A multidisciplinary approach involving IVC filter placement, thrombus aspiration, and anticoagulation successfully treated a 55-year-old male with pulmonary embolism initially misdiagnosed as acute coronary syndrome.
Case Report (n=1)
No
This case highlights the critical need to differentiate pulmonary embolism from acute coronary syndrome in patients with overlapping symptoms and elevated cardiac biomarkers, demonstrating successful management with mechanical intervention and anticoagulation.

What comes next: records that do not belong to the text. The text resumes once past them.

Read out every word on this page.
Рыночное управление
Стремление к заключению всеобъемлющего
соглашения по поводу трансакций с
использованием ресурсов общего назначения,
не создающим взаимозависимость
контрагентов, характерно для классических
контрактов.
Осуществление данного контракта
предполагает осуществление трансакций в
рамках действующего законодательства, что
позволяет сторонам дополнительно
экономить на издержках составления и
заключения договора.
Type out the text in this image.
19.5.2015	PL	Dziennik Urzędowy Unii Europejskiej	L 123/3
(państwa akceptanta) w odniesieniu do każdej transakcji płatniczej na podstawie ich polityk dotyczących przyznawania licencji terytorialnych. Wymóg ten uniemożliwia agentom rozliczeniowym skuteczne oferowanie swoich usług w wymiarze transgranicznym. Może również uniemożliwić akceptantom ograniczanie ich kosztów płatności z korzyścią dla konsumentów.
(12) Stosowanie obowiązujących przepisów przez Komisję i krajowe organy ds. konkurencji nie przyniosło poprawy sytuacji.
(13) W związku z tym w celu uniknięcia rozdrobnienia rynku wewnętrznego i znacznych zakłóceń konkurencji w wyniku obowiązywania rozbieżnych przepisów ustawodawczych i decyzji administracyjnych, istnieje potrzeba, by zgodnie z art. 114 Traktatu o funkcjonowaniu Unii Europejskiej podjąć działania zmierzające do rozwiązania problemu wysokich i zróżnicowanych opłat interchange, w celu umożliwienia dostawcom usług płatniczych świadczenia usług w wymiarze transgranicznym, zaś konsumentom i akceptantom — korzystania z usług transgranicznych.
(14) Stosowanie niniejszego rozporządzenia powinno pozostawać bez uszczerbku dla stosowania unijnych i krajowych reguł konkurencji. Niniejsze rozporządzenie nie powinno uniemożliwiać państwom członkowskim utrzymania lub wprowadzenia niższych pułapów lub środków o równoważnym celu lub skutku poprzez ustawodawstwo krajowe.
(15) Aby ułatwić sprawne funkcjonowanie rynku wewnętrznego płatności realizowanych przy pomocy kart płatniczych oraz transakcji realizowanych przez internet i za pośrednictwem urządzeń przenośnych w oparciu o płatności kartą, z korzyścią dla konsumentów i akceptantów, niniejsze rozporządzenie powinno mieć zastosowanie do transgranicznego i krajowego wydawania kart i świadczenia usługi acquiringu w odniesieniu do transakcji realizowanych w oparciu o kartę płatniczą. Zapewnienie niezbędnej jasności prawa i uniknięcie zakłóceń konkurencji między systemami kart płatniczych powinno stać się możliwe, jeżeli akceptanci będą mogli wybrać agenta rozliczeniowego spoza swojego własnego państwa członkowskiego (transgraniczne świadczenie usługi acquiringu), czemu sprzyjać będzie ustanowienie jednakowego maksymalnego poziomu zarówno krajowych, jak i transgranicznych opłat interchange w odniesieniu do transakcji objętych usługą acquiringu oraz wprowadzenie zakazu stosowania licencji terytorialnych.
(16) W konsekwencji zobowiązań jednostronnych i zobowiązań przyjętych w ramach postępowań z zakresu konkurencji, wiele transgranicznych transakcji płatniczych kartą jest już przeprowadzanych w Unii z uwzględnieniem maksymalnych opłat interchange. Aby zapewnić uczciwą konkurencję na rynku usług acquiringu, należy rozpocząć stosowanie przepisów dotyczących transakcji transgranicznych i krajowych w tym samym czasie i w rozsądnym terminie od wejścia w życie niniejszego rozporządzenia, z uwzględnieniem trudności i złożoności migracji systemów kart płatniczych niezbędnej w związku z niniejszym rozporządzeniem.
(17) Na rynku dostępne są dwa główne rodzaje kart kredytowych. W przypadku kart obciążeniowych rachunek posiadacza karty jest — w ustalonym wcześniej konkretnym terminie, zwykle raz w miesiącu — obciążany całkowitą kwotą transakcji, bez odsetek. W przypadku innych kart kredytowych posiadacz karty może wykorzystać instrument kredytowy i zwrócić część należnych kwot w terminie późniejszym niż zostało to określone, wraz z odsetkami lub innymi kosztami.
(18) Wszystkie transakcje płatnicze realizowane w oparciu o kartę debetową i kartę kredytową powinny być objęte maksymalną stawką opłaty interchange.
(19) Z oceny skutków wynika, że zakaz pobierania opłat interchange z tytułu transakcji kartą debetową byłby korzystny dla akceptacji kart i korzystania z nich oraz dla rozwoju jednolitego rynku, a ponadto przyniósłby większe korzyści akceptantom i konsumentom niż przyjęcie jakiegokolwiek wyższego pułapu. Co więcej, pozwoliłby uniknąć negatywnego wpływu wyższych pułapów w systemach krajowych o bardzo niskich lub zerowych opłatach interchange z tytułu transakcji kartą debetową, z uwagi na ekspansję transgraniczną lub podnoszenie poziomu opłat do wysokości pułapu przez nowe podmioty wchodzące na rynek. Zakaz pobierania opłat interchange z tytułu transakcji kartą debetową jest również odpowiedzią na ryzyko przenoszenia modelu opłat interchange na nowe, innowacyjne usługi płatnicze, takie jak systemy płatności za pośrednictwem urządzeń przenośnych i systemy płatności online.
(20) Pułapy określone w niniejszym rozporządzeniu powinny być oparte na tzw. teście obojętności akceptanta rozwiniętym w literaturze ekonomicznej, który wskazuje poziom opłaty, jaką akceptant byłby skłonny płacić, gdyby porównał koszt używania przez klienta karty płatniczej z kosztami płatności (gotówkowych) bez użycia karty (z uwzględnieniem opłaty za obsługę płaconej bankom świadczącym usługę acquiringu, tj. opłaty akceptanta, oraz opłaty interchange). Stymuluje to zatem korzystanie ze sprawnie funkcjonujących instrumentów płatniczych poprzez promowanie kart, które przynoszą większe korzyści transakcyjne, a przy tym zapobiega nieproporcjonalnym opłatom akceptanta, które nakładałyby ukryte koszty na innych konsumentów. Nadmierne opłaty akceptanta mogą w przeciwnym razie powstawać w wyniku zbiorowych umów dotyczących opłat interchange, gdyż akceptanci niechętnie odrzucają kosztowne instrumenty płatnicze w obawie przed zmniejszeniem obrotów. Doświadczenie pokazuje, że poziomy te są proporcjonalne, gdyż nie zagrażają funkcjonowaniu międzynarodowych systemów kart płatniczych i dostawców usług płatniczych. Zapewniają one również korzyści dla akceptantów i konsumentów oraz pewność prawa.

Pulmonary embolism (PE) often presents with symptoms similar to acute coronary syndrome (ACS), making diagnosis challenging. We report a case of a 55-year-old male with hypertension, chronic kidney disease, and hyperuricemia who developed chest pain and shortness of breath. Initial evaluation suggested ACS due to electrocardiogram changes and elevated cardiac biomarkers. However, coronary angiography (CAG) showed no significant stenosis, prompting further diagnostic workup. Computed tomography pulmonary angiography (CTPA) confirmed PE, likely secondary to deep vein thrombosis (DVT) in the right lower extremity. The patient was treated with an inferior vena cava (IVC) filter and thrombus aspiration, followed by anticoagulation therapy. This case highlights the critical need to differentiate PE from ACS and emphasizes the importance of a multidisciplinary approach in managing thromboembolic events to ensure optimal patient outcomes.
Rao et al. (Wed,) conducted a case report in Pulmonary embolism mimicking acute coronary syndrome (n=1). Inferior vena cava (IVC) filter, thrombus aspiration, and anticoagulation was evaluated on Clinical recovery and thrombus recanalization. A multidisciplinary approach involving IVC filter placement, thrombus aspiration, and anticoagulation successfully treated a 55-year-old male with pulmonary embolism initially misdiagnosed as acute coronary syndrome.